トホシテントウにはこんなトゲトゲが本当にあります。
トホシテントウにはこんなトゲトゲが本当にあります。

クリ林で見られるのはアゲハではなく、こんなガなんです。
クリ林で見られるのはアゲハではなく、こんなガなんです。

ファンタジーに自然科学を持ち込むなんてナンセンスです。
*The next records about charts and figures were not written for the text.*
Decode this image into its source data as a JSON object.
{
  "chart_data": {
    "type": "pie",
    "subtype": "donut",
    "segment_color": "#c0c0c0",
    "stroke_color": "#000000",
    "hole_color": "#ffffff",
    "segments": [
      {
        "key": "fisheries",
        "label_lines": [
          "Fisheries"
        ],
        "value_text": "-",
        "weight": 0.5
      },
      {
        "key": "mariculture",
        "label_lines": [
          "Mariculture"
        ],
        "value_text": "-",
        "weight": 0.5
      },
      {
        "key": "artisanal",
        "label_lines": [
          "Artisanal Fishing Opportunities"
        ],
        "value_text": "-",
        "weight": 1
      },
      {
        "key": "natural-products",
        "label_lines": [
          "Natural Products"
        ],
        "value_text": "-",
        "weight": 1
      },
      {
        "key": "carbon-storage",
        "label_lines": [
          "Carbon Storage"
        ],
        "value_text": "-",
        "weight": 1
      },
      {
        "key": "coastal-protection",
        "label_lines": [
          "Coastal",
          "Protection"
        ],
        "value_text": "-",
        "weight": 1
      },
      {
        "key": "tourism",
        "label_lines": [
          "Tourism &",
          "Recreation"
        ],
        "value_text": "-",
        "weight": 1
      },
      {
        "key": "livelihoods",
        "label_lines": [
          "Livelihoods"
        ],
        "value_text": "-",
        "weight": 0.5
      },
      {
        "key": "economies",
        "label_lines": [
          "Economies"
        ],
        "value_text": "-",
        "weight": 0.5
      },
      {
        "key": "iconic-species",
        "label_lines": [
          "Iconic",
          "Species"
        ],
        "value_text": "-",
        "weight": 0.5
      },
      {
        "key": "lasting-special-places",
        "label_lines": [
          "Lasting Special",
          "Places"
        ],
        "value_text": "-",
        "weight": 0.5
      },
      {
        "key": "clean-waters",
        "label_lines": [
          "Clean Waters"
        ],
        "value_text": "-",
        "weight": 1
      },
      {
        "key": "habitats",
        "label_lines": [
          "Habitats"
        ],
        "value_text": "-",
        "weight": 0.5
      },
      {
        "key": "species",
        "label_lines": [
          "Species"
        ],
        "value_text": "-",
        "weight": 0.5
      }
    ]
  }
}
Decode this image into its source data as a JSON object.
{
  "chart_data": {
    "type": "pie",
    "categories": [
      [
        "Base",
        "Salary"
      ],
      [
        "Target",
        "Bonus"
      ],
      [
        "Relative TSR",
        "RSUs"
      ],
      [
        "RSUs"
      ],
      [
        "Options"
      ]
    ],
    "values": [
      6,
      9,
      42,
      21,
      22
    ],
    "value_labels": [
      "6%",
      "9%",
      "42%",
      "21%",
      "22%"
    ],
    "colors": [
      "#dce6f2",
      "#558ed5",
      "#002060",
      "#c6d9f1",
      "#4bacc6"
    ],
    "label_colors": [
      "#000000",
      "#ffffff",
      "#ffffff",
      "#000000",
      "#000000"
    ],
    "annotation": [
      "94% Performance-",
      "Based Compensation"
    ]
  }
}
でも、この出展作家さん、自然をよく観察し、科学的に正しいファンタジー世界を創ろうとしています。

異彩を放つファンタジー作品が展示されています。描かれているのは森の小人や妖精、半獣半人、擬人化された太陽など。まさに作者の自由な空想を描いた、絵としての完成度も高い力作です。

しかし私は、細やかに描かれた動物や植物などの描写に驚きました。テントウムシのサナギにはトゲトゲがあること、羽化したばかりは黄色いこと、クリの葉は細いこと、クリ林ではクスサンという大きなガがよく見られること。

作者はそういう自然の中の「本当のこと」を知っています。この作品は、自然科学を作品に取り込み、ファンタジー世界の創造に活かしているという点で、革新的と言えるでしょう。

ザワメキアート展も残すところあと3日。さりげなく展示されている革新的表現をぜひ見に来てください。